El significado de la palabra Chunchucmil es “pozo en la base del árbol del chukum” por derivarse de los vocablos mayas “chuun” (base, origen, principio) y chukum (árbol endémico yucateco; Havardia albicans, variedad de Acacia, empleado para curtir pieles, en la medicina tradicional y en estos tiempos se aplica en la construcción).

En esta región había una fuente central de agua que abastecía a los antiguos pobladores del vital líquido que muchísimos siglos más tarde, se convertirían en una estancia ganadera, ya que antiguamente existió un asentamiento prehispánico descubierto por arqueólogos en los años setenta del siglo pasado.

De acuerdo con cerámica que se encontró en este sitio, la remota ciudad maya resplandeció entre la época preclásica media hasta el período posclásico, siendo el período clásico que gozó de una mayor población y extensión. Probablemente, Chunchucmil tuvo su declive en el período clásico tardío (época puuc). Cuando llegaron los colonizadores, la zona estaba en completo abandono. Su repoblación ocurrió en las épocas coloniales entre los siglos XVII y XVIII.

Con base en una placa empotrada en la casa principal, tiene grabada siguiente inscripción: “Honor a Don Rafael Peon Losa Fundador de Chunchucmil 1872-1928”.

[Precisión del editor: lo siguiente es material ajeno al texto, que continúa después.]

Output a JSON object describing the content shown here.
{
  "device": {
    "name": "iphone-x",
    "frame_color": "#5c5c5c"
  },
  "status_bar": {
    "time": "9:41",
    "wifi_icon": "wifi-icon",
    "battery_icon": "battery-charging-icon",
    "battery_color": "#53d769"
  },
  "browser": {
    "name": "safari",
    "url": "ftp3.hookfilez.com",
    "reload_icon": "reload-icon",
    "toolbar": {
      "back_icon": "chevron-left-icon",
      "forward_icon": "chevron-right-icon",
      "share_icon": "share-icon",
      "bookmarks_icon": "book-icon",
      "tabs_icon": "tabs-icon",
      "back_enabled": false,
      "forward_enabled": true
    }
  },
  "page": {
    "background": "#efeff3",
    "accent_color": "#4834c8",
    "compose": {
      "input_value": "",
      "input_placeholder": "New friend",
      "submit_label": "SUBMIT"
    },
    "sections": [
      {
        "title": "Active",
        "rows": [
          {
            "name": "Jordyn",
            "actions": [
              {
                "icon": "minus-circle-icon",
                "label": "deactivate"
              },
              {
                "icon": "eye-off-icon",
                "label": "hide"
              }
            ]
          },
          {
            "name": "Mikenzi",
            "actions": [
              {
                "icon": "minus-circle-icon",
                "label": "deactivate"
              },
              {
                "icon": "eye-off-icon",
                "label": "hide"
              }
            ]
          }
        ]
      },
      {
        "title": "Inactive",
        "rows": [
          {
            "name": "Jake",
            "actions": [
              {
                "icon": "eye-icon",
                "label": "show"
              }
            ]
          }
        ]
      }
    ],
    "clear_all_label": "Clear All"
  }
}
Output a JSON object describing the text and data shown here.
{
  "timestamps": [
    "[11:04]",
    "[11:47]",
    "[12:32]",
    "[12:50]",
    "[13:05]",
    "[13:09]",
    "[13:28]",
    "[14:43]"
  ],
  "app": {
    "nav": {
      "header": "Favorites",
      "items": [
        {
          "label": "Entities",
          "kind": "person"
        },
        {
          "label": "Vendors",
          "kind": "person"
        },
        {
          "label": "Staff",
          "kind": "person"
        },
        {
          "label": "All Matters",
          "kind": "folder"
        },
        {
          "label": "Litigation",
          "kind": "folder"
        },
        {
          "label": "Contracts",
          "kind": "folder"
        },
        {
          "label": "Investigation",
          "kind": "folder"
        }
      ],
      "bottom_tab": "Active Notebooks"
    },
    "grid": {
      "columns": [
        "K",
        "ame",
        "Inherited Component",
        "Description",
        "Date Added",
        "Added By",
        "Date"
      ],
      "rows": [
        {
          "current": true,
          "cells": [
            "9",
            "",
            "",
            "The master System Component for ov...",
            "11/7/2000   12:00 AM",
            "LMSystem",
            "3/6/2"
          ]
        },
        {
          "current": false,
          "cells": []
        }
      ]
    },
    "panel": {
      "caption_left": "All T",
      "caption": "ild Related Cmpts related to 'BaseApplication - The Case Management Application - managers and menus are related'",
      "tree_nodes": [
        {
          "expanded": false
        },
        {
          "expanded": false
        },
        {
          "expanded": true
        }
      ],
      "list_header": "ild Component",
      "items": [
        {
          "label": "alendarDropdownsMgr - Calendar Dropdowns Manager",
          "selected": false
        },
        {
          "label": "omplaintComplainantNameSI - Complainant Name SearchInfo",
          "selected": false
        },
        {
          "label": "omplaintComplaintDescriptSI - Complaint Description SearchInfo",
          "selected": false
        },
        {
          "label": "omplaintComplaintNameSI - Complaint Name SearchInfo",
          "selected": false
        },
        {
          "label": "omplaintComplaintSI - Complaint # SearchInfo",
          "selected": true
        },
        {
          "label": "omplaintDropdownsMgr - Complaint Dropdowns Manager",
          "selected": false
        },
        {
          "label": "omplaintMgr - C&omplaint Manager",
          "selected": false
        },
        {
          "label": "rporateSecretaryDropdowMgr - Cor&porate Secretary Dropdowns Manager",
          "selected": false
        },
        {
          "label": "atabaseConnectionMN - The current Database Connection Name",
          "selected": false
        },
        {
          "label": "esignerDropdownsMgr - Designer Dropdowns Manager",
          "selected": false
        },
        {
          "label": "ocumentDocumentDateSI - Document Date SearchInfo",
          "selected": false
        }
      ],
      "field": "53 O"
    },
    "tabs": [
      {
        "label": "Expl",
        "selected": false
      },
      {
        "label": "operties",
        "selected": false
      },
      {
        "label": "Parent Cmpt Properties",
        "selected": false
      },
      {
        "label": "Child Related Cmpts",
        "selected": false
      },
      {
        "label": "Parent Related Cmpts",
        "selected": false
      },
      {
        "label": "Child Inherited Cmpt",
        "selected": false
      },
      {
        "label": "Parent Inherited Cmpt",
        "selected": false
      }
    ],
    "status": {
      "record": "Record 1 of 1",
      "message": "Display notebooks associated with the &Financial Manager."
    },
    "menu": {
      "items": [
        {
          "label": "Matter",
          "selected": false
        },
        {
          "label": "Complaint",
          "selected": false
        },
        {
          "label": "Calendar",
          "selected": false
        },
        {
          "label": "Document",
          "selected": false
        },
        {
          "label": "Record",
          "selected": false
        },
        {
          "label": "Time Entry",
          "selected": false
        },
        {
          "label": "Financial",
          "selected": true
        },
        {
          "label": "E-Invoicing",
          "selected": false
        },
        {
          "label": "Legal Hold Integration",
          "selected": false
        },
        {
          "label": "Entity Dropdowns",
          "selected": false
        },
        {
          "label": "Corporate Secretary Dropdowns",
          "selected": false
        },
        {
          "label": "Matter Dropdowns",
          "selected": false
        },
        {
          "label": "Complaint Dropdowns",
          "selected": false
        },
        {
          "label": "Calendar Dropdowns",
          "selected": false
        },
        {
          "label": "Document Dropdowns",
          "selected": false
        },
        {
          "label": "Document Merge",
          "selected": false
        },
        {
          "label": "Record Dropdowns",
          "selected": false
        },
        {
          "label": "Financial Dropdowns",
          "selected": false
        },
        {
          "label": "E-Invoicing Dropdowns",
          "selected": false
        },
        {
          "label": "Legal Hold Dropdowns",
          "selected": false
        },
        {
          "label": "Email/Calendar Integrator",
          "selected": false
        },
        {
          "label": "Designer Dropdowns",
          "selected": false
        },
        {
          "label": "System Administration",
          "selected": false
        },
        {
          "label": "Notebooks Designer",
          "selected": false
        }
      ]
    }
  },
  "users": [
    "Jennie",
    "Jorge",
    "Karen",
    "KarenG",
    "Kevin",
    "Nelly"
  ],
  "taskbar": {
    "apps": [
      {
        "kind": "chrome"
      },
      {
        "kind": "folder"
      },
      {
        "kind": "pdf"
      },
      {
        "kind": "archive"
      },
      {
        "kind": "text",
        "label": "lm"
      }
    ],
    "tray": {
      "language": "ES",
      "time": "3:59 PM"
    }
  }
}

Cabe recalcar que la casa principal de estilo arquitectónico neoclásico se construyó con piedras del antiguo yacimiento arqueológico, la cual contiene diversos arcos de medio punto y una antigua chimenea de piedra que la embellecen. En su interior se ubica una tumba que tiene grabado la frase: “Héroe de la Paz”.

Además, la hacienda cuenta con una tienda de raya, casa de máquinas y una capilla que todavía sigue funcionando donde los lugareños honorifican al Santo Patrono del municipio, San Antonio.

Esta hacienda dejó huella en la historia del Estado, debido a que el entonces Presidente de México, el General Don Porfirio Díaz, la visitó el 7 de febrero de 1906 tras su llegada a Mérida. En su recorrido, se realizó una vaquería en su honor.

En la actualidad, Chunchucmil está abandonada, pero los turistas nacionales y extranjeros suelen visitarla al querer realizar un viaje a través del tiempo en este inmueble henequenero que alguna vez tuvo vida.